10-Graves Château La Mission Haut-Brion 1962 (84/100 RP, 90/100 WS) Le nez est malheureusement entaché d’un bouchon farceur donnant des notes végétales. La bouche est une merveille de dentelle, d’élégance et de soyeux. Le bouchon ne semble pas la pénaliser ce qui me fait penser par moment que nous n’avons pas affaire à un classique gout de bouchon mais à un manque de netteté suite à un problème de stockage. Tout n’est que délicatesse et finesse. Un grand vin, féminin. 18/20 sans tenir compte de l’aspect bouchonné du nez.
Presque 50 ans pour ce Graves, aujourd’hui sous l’AOC Pessac-Léognan. Un vin plein de charme, comme une caresse. Je note aussi ce vin au-dessus de tous les autres mais quelle émotion que cette Mission Haut-Brion.

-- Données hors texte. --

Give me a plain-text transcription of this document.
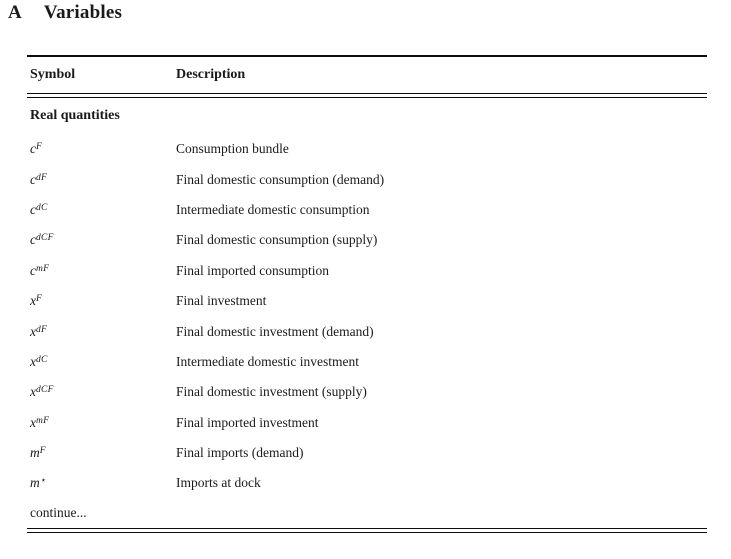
A Variables
Symbol	Description
Real quantities
$c^F$	Consumption bundle
$c^{dF}$	Final domestic consumption (demand)
$c^{dC}$	Intermediate domestic consumption
$c^{dCF}$	Final domestic consumption (supply)
$c^{mF}$	Final imported consumption
$x^F$	Final investment
$x^{dF}$	Final domestic investment (demand)
$x^{dC}$	Intermediate domestic investment
$x^{dCF}$	Final domestic investment (supply)
$x^{mF}$	Final imported investment
$m^F$	Final imports (demand)
m⋆	Imports at dock
continue...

11-Barsac 1er grand cru classé Château Climens 1986 (96/100 RP, 94/100 WS) Robe brillante jaune paille. Le nez est précis et très aromatique sur le coing, le safran, la fleur d’oranger, la mangue et le biscuit. La bouche est onctueuse avec une liqueur fine et grasse dans un confit sans excès. Une bonne dose de finesse pour ce Barsac qui va me réconcilier avec ce style de vin. Grande pureté et grande précision. 18/20
Mon dernier Sauternes était un Raymond Lafon 99. J’étais resté sur ma faim et cela sentait la fin des sauternes pour moi. Ce Climens va me faire réfléchir et je vais à nouveau regarder les quelques quilles dorées que j’ai en cave. Note homogène avec les critiques.
Conclusion de la soirée
Voilà une énorme soirée autour des bordeaux avec une forte proportion de vin issus du millésime 70, le plus grand de cette décennie. Comme je le disais plus haut, je bois rarement des bordeaux mais dès que l’occasion se présente je me tourne vers ces grandes étiquettes dont les millésimes récents sont inaccessibles. Quelle émotion de trouver un vin grand, de lui donner un 19/20 et de découvrir qu’il s’agit d’un Latour. Sans le rendre meilleurs cela confirme son rang et me conforte aussi dans ma capacité de discernement. Je sais trouver un grand vin lorsque j’en croise un.
Toutes les notes ont été données sans connaître le nom du vin et le millésime. Je remarque que je ne suis jamais très loin des notes des critiques. Encore que les notes de datent un peu, on ne devrait pas les comparer avec celle de ce jour surtout que passés 20 ans il n’y a plus de grand vin mais uniquement des grandes bouteilles.
Bon signe, mauvais signe ! Pas la moindre idée. Une chose est certaine, un vin qui voit le jour grand, trépasse grand et quand ça part mal ça finit rarement mieux.
Merci au club AOC pour cette soirée.